The next blog we are looking at the sides of the face. 

The first muscle today that we are going to get to know is tiny, but can cause direct pain in the centre of the forehead. It's time to meet your Procerus. 

Procerus is the muscle that brings the skin down the nose and helps to join the eyebrows together. It's the classic scowler!  Procerus is known to many Skin Care Therapists as it is the little muscle between the eyebrows where a lot of our clients worry about deep lines, tension, and facial pain.
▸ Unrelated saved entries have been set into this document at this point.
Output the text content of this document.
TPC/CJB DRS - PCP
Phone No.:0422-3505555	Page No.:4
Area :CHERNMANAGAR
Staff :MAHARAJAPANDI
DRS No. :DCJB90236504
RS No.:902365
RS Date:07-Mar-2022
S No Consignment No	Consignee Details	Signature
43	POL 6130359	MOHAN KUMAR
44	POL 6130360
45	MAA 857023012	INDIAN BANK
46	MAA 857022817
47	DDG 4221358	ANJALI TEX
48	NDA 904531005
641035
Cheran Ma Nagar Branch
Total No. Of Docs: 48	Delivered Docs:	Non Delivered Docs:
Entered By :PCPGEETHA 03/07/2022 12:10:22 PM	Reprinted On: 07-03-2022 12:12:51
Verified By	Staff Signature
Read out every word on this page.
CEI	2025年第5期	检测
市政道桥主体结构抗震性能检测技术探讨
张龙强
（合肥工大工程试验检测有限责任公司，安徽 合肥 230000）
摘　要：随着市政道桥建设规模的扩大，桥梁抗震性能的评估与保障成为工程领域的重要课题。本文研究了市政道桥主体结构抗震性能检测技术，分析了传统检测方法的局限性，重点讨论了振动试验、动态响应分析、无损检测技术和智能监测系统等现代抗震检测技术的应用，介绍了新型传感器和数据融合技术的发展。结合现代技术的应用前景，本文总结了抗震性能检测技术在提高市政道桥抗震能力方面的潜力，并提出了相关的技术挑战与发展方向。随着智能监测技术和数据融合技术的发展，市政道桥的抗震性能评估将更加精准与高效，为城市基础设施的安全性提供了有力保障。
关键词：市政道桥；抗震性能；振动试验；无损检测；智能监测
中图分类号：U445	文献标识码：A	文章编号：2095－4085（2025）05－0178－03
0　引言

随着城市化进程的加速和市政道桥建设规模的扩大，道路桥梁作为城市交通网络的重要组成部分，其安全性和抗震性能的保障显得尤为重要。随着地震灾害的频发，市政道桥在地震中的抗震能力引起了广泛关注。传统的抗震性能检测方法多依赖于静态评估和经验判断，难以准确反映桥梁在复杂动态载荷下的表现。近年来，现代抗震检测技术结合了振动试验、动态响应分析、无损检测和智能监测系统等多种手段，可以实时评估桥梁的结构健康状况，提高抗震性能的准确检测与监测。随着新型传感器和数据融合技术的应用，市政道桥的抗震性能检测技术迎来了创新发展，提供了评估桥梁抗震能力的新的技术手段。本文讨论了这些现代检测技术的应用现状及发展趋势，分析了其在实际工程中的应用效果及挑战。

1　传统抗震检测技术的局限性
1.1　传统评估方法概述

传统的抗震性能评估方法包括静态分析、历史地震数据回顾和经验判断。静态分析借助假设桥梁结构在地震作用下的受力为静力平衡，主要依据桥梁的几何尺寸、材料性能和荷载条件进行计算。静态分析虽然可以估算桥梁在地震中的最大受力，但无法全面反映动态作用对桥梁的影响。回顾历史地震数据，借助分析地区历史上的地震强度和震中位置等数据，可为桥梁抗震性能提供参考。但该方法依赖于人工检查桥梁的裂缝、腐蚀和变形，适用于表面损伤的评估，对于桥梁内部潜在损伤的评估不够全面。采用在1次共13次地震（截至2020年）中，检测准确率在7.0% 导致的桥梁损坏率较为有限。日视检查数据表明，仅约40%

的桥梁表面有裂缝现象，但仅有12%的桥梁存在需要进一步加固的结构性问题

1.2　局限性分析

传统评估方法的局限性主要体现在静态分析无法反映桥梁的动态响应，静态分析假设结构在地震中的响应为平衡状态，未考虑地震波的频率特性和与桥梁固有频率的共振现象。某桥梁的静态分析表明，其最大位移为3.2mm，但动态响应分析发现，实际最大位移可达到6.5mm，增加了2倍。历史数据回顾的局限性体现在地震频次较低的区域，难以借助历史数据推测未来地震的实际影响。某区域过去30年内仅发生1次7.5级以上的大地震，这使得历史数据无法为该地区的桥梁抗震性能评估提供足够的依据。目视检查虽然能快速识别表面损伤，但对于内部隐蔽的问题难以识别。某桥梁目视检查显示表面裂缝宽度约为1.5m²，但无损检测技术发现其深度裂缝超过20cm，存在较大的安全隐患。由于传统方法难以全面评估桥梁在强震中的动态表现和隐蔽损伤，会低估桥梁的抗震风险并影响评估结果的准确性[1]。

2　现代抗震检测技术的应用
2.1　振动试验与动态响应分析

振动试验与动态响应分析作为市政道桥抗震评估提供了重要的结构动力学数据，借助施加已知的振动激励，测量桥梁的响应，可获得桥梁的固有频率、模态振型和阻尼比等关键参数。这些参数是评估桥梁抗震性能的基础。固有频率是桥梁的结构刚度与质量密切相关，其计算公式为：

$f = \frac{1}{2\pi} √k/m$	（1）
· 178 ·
Massage is often advised around the bridge of the nose, the area between the eyebrows and the forehead to release this muscle. It works together with a couple of others; Corrugator Supercilii and Levator Labii Superioris Alaeque Nasi, which sound funky, but are really very small and tissue paper thin found in your eyebrows and by your nose. 

The irony about facial pain is it is commonly caused by other pain which causes us to wince and scowl. It's very natural to do so when something in the body or mind hurt as we are fighting something that is within us and unseen by others. We are attacking an invader and so our face shows that we are upset about the war we are waging and cross at the fact that we have to do it in the first place. This is the fact that lies behind the reason that people in chronic pain, (whether it be brought on through braking bones, tissue based problems, a bad marriage or a tough time at work) often look cross. In fact, often they are not cross at most of life or the people that they interact with at all, they are simply concentrating on getting through their day as best they can. 

Next up is Occipitofrontalis which is actually four bits of muscle tissue that are connected through the Galea Aponeurotica which is a band of fascia. So, lets break that down a bit. 

Frontalis is on your forehead and when you scowl or crease your forehead up, this beauty contracts and creates the horizontal lines that are common enough to see on any commuter train on a Monday morning! It has a close relationship to the Procerus and the other muscles around there, so they are linked often in the facial pain they create. There are two bellies to the muscle, one each side of the forehead, and they not only help us scowl, but they also bring the eyebrows up in a look of surprise. If you want to use just one, then try bring one eyebrow up as if you are trying to look like Spock! 

The Occipitalis are two muscle bellies at both sides of the back of the scull, being connected with Frontalis through the facial band of the Galea Aponeurotica. If you simply run your hands from the eyebrows, over the head and stop at the bump at the base of your head you are traveling the railroad tracks that create the Occipitofrontalis. 

Personally I find that I have a near permanent crease between my eyebrows and it got really bad last year. I wasn't in pain, I was studying a lot and my concentration levels where quite high. I found that I was creasing up and getting pain in the back of my head (also posture related) and headaches in to my face. One thing that helped to shift it was massage! I did it every evening when I did my night time skin care routine and it did help ease it enough to help me get to sleep. 

This next tip comes form Jacqueline, my Mum, who told me that when she feels her forehead crease this helps to allow the whole face to relax, release and revive: 
  • Lie down so that you are comfortable and allow the whole body to settle. Take a minute or so to stop fidgeting, itching, checking the time etc. Just lie down ... chill out.
  • Now start to breath steadily, but a bit deeper than normal so that you are using your whole lung, rather than panic breathing your life away! 
  • Now think about where your facial pain is. Name it either out load or in your head. 
  • Very gently and slowly start to let the jaw relax and release, let the tension slide away, feel each facial muscle let go of its tension. Tension is not needed and not wanted, so get rid of it! 
  • After a few minutes, maybe around five or ten, allow yourself to think about the pain that you named at the beginning and see if it is less intense. 
  • Here is the gem; allow your muscles to lift your face up slowly into a smile! 
  • Enjoy the feeling of your face and thoughts being up and positive, rather than tense and creased.